2. Adventswochenende: Sturm statt Schnee

29.11.2019, Mecklenburg-Vorpommern, Rostock: Ein Kite-Surfer nutzt den stürmischen Wind über der aufgewühlten Ostsee in Warnemünde für seinen Sport. Die Sturmböen erreichen Stärken von 8-9. Foto: Bernd Wüstneck/dpa-Zentralbild/dpa +++ dpa-Bildfunk ++
Wellen statt Weihnachtsmarkt: Für hartgesottene Kite-Surfer perfektes Wetter © dpa, Bernd Wüstneck, bwu htf

Der Samstag wird windig und es fällt immer wieder Regen. Etwas Sonne zeigt sich zwischendurch am ehesten an der See sowie an den Alpen.
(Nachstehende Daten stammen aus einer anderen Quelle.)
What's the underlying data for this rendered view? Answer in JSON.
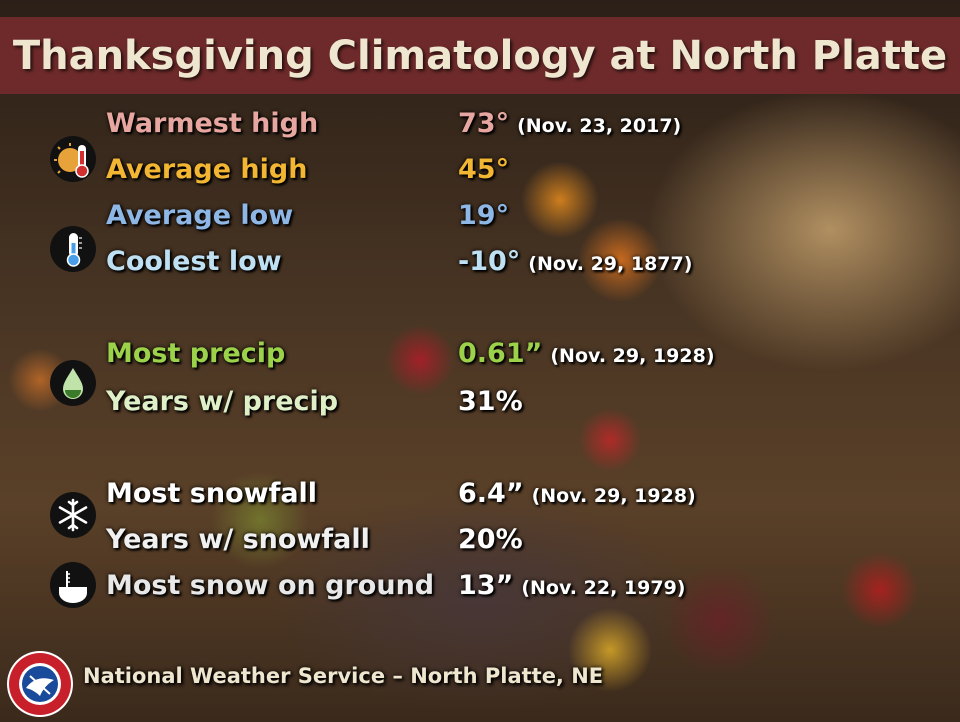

Die Höchstwerte liegen bei 4 bis 9 Grad und die Schneefallgrenze liegt zwischen 800 und 1.200 Meter Höhe.

Am Sonntag bleibt es in Alpennähe längere Zeit trocken, sonst gibt es viele Wolken und es fällt häufig Regen. Überall wird es windig bei höchstens 4 bis 10 Grad.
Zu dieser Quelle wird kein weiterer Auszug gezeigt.